Going to the dentist can be a scary experience for both adults and children alike, so make sure you don’t express anxiety about your own dental visits to kids because they’ll pick up on it. Instead, make going to the dentist a fun event by bringing their favorite toys or devices to distract them — and maybe even offer up a special treat or lunch at their favorite restaurant as a reward for a successful dentist appointment.
3. Floss Between Those Chompers
A 2014 survey by Delta Dental found that only one in four Americans floss every day — and 20 percent don’t floss at all. That’s a problem because food, plaque and other bacteria can get caught between teeth, leading to decay and cavities.

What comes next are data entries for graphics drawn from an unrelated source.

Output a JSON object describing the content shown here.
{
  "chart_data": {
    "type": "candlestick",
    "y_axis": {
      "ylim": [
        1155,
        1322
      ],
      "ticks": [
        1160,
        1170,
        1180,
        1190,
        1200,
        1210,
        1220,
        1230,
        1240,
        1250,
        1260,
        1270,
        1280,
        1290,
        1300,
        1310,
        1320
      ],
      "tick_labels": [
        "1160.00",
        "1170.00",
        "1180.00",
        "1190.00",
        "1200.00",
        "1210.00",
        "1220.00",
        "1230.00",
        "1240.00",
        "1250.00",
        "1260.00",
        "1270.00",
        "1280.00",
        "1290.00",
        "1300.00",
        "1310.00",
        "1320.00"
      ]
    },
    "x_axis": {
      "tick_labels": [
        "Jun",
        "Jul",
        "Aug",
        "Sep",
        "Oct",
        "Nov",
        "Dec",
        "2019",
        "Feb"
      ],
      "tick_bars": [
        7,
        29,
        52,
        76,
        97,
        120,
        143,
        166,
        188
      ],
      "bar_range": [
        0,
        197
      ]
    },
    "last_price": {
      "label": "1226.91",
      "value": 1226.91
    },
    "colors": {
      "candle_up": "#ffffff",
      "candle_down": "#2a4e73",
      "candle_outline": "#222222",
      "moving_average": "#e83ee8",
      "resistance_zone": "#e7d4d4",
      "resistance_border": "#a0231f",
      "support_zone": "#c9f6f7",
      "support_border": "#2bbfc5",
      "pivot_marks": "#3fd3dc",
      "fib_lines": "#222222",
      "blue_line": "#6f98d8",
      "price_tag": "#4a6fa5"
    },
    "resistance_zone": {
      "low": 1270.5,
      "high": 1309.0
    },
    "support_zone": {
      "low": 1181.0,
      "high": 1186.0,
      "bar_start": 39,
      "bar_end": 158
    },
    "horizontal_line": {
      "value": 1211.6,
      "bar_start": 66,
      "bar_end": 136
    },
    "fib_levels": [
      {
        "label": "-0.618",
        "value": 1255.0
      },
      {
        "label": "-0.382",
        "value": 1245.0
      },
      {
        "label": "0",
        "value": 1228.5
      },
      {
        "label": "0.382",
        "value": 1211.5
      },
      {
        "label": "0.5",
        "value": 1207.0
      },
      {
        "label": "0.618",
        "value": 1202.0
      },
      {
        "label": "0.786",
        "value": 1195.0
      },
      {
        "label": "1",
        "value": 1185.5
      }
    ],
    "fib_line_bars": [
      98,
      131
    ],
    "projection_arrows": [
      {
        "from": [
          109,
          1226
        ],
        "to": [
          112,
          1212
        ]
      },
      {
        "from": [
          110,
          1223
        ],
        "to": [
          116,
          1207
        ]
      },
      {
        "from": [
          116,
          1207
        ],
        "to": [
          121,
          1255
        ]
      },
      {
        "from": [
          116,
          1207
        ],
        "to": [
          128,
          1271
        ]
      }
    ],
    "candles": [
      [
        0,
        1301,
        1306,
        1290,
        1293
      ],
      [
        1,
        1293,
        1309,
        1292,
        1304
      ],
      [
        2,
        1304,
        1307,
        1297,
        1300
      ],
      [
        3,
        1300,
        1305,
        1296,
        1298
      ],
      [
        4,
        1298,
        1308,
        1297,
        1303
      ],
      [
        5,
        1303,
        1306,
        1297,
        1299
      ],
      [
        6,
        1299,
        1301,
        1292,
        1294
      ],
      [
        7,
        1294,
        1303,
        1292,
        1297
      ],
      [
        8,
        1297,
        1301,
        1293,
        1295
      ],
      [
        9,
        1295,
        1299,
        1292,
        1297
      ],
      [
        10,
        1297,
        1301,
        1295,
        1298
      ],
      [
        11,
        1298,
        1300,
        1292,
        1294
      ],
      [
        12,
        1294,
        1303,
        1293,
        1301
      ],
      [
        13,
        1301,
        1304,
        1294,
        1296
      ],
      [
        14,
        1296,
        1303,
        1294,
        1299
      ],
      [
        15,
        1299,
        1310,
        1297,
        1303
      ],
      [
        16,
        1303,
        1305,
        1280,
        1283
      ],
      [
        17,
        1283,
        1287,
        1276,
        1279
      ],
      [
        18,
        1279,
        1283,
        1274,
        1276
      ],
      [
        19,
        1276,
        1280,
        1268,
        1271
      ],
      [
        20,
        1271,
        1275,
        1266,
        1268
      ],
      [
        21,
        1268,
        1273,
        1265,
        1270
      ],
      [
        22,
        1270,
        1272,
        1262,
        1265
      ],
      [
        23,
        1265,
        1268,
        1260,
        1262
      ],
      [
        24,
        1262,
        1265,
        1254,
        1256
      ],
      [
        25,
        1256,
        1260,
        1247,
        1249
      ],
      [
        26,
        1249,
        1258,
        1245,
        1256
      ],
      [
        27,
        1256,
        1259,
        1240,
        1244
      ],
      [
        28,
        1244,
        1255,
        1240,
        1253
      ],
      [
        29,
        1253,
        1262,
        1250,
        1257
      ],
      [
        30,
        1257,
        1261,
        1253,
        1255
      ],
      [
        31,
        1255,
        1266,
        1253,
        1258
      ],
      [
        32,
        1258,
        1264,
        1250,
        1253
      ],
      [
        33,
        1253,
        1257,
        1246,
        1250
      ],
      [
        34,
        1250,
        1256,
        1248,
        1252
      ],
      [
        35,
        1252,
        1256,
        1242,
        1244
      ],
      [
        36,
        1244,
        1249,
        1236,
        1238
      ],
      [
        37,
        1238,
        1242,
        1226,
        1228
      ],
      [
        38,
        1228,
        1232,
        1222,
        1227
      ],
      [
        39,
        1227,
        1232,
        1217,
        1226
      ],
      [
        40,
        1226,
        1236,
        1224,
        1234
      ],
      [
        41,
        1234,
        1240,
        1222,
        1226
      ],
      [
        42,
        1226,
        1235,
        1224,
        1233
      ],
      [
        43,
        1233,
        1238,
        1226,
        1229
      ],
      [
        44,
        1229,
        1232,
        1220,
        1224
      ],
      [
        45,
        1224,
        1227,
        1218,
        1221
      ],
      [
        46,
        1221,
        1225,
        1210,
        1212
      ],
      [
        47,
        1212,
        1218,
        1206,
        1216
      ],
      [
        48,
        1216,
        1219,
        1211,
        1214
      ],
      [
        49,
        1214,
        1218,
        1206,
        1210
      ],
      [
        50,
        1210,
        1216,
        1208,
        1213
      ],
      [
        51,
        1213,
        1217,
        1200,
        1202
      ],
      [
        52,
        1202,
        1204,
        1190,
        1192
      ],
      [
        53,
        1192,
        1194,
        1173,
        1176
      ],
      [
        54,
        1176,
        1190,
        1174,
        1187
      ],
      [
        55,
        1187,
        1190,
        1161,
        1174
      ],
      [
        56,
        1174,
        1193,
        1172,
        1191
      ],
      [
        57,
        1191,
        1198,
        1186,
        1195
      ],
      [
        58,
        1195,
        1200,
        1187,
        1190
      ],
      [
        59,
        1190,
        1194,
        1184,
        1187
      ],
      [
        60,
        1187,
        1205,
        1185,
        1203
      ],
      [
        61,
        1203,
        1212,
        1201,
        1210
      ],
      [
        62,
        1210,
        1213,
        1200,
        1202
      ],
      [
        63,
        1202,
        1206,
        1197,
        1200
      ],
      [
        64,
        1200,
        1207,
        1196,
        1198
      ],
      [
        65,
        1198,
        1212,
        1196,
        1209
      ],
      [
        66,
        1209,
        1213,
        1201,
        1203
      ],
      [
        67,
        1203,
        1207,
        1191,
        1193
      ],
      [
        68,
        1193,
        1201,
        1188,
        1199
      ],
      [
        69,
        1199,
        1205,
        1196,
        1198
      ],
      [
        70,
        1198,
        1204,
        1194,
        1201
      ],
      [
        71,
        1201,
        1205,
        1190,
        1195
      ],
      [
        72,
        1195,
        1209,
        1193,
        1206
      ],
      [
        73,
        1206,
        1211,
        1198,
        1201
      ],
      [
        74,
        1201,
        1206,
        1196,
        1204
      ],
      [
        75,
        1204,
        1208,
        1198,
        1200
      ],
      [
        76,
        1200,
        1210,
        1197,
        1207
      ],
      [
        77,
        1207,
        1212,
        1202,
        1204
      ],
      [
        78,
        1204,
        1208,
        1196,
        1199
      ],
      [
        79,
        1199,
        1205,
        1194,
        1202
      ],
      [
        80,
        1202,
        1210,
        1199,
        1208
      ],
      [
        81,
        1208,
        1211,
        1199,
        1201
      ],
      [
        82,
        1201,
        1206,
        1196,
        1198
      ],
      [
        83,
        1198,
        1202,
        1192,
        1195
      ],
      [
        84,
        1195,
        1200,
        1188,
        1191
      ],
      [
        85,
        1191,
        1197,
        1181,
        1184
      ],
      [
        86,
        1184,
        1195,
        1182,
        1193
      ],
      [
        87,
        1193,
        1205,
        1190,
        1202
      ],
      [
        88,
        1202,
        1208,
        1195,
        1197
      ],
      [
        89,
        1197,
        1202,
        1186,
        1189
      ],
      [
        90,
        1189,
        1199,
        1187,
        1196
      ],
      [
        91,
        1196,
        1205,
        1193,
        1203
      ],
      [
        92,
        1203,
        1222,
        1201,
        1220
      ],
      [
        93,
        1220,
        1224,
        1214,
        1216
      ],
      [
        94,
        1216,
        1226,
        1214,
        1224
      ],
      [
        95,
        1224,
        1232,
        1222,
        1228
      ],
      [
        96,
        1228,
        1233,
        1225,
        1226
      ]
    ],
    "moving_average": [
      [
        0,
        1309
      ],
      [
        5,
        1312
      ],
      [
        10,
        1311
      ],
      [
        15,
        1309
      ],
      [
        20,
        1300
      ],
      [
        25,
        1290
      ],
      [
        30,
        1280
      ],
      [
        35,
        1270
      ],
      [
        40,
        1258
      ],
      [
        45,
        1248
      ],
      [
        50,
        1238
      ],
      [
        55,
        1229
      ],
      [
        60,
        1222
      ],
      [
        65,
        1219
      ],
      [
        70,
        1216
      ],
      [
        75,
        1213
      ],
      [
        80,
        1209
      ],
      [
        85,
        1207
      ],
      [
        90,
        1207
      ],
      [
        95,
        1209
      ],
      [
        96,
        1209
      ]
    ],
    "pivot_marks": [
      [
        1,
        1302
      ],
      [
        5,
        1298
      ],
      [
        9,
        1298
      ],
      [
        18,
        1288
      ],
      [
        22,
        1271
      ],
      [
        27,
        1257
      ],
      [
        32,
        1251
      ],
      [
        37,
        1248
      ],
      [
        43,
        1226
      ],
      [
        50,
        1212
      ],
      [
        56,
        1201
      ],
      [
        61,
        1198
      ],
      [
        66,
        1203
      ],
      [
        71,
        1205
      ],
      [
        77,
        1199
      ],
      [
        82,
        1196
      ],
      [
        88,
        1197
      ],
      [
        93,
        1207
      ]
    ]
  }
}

Don’t let your children be one of the 20 percent! Instead, start flossing their teeth for them as soon as they have two teeth that touch and continue the practice as they start their own dental care. Eventually, flossing will become a habit — a habit that leads to healthy teeth!
4. Stay Away From Sugary Treats
It’s no secret that children love sugary treats like soda and candy, but those habits can lead to cavities and other unwanted dental issues.
The same goes for giving babies and toddlers bottles filled with milk or other sugary liquids; they might love it, but it can lead to serious dental problems in their baby teeth, especially if you’re not brushing their teeth after they’re done.
Don’t Forget: Your Children Learn From You, Too!
“More is caught than taught.”
That’s an old saying, but it’s true — and it applies to your children and their dental habits, too. You kids pay attention to the care you give your own teeth, so make sure you’re modeling the same dental habits you want them to follow.
Better yet: Practice good dental hygiene with your kids by brushing, flossing and rinsing at the same time they do — and make sure you’re getting regular checkups at the dentist, too! It’s a win-win: They’ll learn good habits and your teeth will stay in tip-top shape.